Selain karena arus wacana politik etis, karena bersekolah di sekolah Belanda sudah tentu Kartini akan menyerap berbagai paham yang tengah berkembang di Barat. Salah satu yang tidak bisa dihindari adalah liberalisme. Pandangannya tentang kedudukan laki-laki dan perempuan pun hampir bisa dipastikan banyak terpengaruh pandangan-pandangan liberal yang diajarkan guru-guru belandanya di sekolah. Dari sekolah Belanda ini pula Kartini bertemu dengan buku-buku dan surat kabar yang berhaluan liberal.

Pengaruh feminis yang paling meyakinkan dalam surat-suratnya adalah teman-teman korespondensinya sendiri. Stella Zeehandelar adalah salah seorang yang paling feminis dibanding teman-temannya yang lain. Usianya lebih tua 5 tahun dari Kartini, anak dari orang tua Yahudi-Belanda. Ia penganut sosialis yang sangat kuat dan aktivis feminis sejak masih di Belanda sampai bekerja di Indonesia. Kartini berkenalan dengan Stella pada tahun 1899 melalui redaksi De Hollandse Leile, majalah wanita yang saat itu sangat populer. Teman-temannya yang lain pun rata-rata berpaham liberal seperti pada umumnya orang-orang yangd atang dari Belanda pada abad ke-19 dan 20.

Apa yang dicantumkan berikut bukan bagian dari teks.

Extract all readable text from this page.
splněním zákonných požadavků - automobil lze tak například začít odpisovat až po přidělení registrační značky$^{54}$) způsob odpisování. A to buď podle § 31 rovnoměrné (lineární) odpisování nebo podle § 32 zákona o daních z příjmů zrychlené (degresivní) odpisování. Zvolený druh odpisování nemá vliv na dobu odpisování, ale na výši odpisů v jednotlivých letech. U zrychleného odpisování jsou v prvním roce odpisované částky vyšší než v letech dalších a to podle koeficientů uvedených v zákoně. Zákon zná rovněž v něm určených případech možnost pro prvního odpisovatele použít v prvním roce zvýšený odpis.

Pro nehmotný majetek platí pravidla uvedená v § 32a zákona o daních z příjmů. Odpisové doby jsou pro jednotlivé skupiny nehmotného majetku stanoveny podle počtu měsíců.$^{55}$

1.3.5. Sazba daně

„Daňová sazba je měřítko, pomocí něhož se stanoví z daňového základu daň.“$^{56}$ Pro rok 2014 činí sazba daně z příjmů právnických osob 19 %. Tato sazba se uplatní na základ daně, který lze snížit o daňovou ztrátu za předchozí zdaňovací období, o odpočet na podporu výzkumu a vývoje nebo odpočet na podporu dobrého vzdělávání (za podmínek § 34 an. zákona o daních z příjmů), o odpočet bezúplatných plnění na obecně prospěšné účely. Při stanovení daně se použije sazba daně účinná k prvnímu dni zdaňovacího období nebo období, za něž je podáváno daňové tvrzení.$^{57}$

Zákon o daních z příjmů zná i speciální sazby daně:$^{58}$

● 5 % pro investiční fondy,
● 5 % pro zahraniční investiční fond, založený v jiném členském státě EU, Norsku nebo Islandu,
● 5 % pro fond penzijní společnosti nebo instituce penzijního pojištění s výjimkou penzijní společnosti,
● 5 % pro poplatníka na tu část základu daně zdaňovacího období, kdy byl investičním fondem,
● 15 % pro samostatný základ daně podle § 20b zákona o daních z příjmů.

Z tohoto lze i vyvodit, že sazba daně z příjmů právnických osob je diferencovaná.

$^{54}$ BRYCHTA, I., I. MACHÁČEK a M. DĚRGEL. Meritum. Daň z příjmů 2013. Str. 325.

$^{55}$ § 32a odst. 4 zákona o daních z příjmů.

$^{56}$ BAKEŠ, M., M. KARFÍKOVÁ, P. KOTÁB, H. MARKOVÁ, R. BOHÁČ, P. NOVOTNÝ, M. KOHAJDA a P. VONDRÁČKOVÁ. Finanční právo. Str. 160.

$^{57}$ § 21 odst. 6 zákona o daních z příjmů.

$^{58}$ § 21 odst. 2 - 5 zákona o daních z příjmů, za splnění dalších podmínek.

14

Paham feminis yang muncul dalam surat-surat Kartini hampir bisa dipastikan berasal dari dua sumber di atas: sekolah Belanda dan teman-teman Belandanya. Beruntung bahwa Kartini sesungguhnya tidak benar-benar menjadi feminis yang ekstrim: memusuhi laki-laki. Feminisme bagi Kartini hanya sebatas wacana yang bergolak dalam pikirannya. Selebihnya ia sampaikan itu dalam surat-suratnya. Kartini sendiri tidak pernah berniat sama sekali mempublikasikan pikiran-pikirannya itu, bahkan sampai ia meninggal tahun 1904 dalam usia 25 tahun beberapa hari setelah melahirkan anak pertamanya.

Justru yang mempromosikan pemikiran-pemikiran feminis ini adalah Mr. J.H. Abendanon, Menteri Agama, Pengajaran, dan Kerajinan Hindia Belanda. Ia mengumpulkan semua surat-surat Kartini, menyusunnya, kemudian menerbitkannya tujuh tahun setelah Kartini wafat. Abendanon sendiri, secara politis, adalah penganut aliran etis (baca: liberal) di Belanda. Sangat wajar kalau ia kemudian mempromosikan ide-ide liberal seperti yang tercermin dalam surat-surat Kartini. Secara tidak langsung Abendanon ingin mengajarkan feminisme-liberal kepada masyarakat Indonesia, namun meminjam tangan anak bangsa Indonesia sendiri, Kartini. Inilah sesungguhnya awal mula benih feminisme-liberal ditaburkan di bumi Indonesia yang sesungguhnya tidak menyimpan masalah besar dalam hubungan laki-laki perempuan, sejak Islam datang ke negeri ini. Wallâhu A’lam.